Galactosemia is a disease caused by elevated levels of galactose (a sugar found in dairy products) in the blood resulting from a deficiency of the liver enzyme required for it to be broken down in the digestive tract.

your quick guide to this page

what is galactosemia?: Learn what defines galactosemia and what its general consequences are.
fast facts: Get a quick overview of galactosemia through statistics and bite-sized facts.
symptoms: Learn about the symptoms of galactosemia, how to recognize them, and what to do if you experience them.
lifestyle impacts: Find out how galactosemia impacts your lifestyle.
what can I do?: Discover management and treatment strategies for galactosemia.
additional resources: Find useful links, education, articles, recipes and more that can help with galactosemia.

what is galactosemia?

Galactosemia is a rare inherited disease found in infants.
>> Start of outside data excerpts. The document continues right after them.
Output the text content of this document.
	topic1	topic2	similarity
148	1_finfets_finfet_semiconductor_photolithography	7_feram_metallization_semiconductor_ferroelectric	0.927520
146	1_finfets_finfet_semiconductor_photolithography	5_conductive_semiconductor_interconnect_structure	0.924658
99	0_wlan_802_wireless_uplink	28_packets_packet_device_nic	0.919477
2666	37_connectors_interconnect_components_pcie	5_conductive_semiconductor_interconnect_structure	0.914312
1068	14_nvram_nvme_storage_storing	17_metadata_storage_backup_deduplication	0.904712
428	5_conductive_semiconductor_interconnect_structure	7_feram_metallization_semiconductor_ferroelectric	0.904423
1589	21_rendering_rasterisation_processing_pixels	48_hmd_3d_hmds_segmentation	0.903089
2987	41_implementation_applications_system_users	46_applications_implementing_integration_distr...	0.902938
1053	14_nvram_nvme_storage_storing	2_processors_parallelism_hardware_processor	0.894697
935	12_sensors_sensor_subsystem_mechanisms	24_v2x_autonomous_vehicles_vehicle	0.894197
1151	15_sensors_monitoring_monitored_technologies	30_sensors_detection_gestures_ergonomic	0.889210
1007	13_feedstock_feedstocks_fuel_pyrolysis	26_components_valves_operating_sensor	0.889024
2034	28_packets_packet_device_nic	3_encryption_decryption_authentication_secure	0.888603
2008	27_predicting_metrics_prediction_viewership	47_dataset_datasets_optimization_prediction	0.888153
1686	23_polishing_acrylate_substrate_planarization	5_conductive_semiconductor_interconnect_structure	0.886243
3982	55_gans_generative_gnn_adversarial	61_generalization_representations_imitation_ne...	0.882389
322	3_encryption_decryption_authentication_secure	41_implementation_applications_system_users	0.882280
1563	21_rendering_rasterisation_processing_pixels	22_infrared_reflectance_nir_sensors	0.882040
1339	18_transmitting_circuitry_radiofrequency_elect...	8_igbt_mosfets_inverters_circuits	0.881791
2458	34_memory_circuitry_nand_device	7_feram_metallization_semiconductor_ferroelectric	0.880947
It is caused by elevated levels of galactose in the blood due to a deficiency in an enzyme responsible for breaking down galactose. Galactose buildup results in accumulation of toxic compounds that build up in tissues and can lead to complications such as cirrhosis (liver scarring) if not diagnosed early.

symptoms

Usually there are no symptoms of galactosemia at birth, but symptoms develop shortly after. Some common symptoms of galactosemia include:

Jaundice (yellowing of the skin and whites of the eyes)
Diarrhea and vomiting
Enlargement of the liver
Difficulties gaining weight
Difficulties with speech and motor skills

lifestyle impacts

Galactosemia is a rare condition that could lead to significant lifestyle impacts if left untreated. Individuals with galactosemia may experience difficulties with communication and speech leading to social isolation, depression, and anxiety. Patients may also experience difficulties with short and long-term memory. Although uncommon, some individuals with galactosemia may also experience seizures.

what can I do?

prevention

Since galactosemia is a rare genetic disorder, this disease cannot be prevented.

diagnosis

Majority of infants are diagnosed within the first week after birth through standard newborn blood tests.

treatment

Patients with galactosemia are unable to digest foods that contain lactose and galactose. There currently is no treatment to substitute for missing galactose digestive enzymes but a strict exclusion of lactose and galactose from a patient’s diet will help manage their condition. With a proper diet and regular care, individuals with galactosemia will likely live normal lives.